1. Please give an overview of your role and what this involves on a day-to-day basis:
Receiving either planned work or fault work on the electricity Distribution grid. Planned work can involve maintenance renewal of old poles and plant equipment. Also includes new electric services and alterations to properties ensuring a safe solid supply to every customer. Fault work can be a large variety of tasks such as worn out equipment, or broken due to adverse weather or 3rd party damage. During the apprenticeship I must create a portfolio of pictures and detailed description of every type of task I would be eventually qualified to do, this can be difficult when most of the large projects are given to contractors resulting in the apprentices trying to pile on to small jobs where the work load is not enough for that many learners but the work is definitely out there to do.
2. Have you learnt any new skills or developed existing skills?
Over the 3 to 4 years I have switched around teams doing all the above mentioned so gained an all round knowledge of the electricity distribution. Within this have learned to use a variety of tools and special equipment that has also given me confidence and skills to help in more simple non work related tasks also with a more Health & Safety mindset as this is applied hugely in the job role.
3. To what extent do you enjoy your programme?
Working in the outside environment at heights and working our way round problems with our safe working practices in place. The job requires a lot of teamwork to overcome problems using everyone's knowledge and skill and sharing the work load to have the tasks done as efficiently as possible.
4. How well organised/structured is your programme?
The actual training school for overhead lines is well put together with a mix of classroom work to give us that technical knowledge of the tasks we are to be given. Then generally we will go out and practice this physically by putting up the poles and conductors in the field.
5. How much support do you receive from your employer?
The management and generally pretty helpful as they want the apprentices to be as helpful and skilled as possible to eventually be under their team.
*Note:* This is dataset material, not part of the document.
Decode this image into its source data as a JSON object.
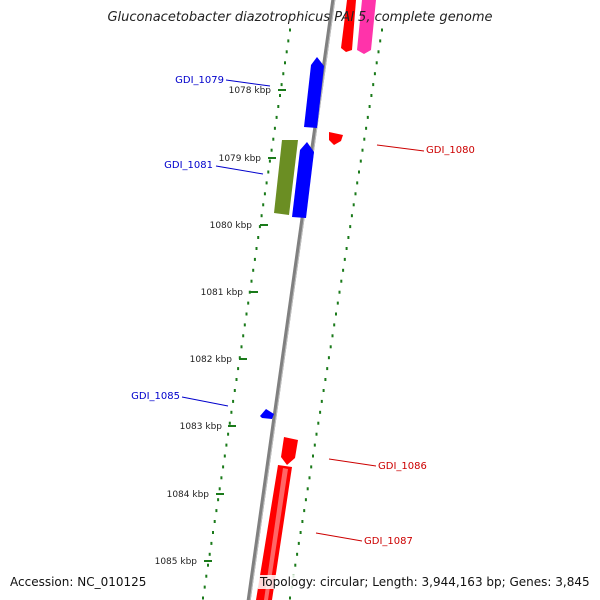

When working on site the teams are normally pretty patient with the learners as they appreciate the role requires a lot of thought and forward thinking and were once in their shoes. At times such as fault scenarios this can be a real test for a learner as it is generally more rushed but can also be motivation to progress and get faster at tasks.
6. How much support do you receive from your training provider when working towards your qualifications?
When it comes to day to day depot work it can be hard for some apprentices if most of the teams have already got a trainee and the work load is not there or given to contractors some can be left with nothing to do which leaves them not learning a great deal for their future job role and resulting in the future work quality being poor. Especially for younger learners they could do with some more enthusiastic and willing people in training that really want the best for each learner coming on board to be motivational because as a learner on here you are expected to be totally independent planning your own work routine with teams to go with to complete the portfolio in time so it is stressful and mentally draining as it is and then if home life is also busy can be too much for anyone.
7. How well do you feel that your qualification (through your training provider) helps you to perform better in your role?
The qualification is not an easy one to achieve and makes you appreciate the job role and wanting to do the best job possible. Also if a safety incident was to occur due to a serious mistake there is high chances of losing these qualifications so it is vital to perform our jobs in the most safe way possible, giving the employer a good reputation for getting everyone home safe.
8. Are there extra-curricular activities to get involved in at your work? (For example, any social activities, sports teams, or even professional networking events.)
Some teams have clubs outside of work to have days out with them and their families for example cinema, skydiving, go karting, this is great for the moral and getting everyone together so when you come to work it doesn't feel as hard hitting. Some have mutual interests you can join with at weekends.
9a. Would you recommend SSE to a friend?
The company really help you to mature with safe working and learning many different skills that can help in life in general. Communication is a key one as this can save lives and helps work be completed much faster and easier. They have some great employee benefits too for outside of work.
10. What tips or advice would you give to others applying to SSE?
Be willing to show others you can work hard and you will find others helping you in return. The training side can be very draining, stressful and slow but the benefits of getting through it pays off in the long run with a great job for a lifetime with your own kit and responsibilities.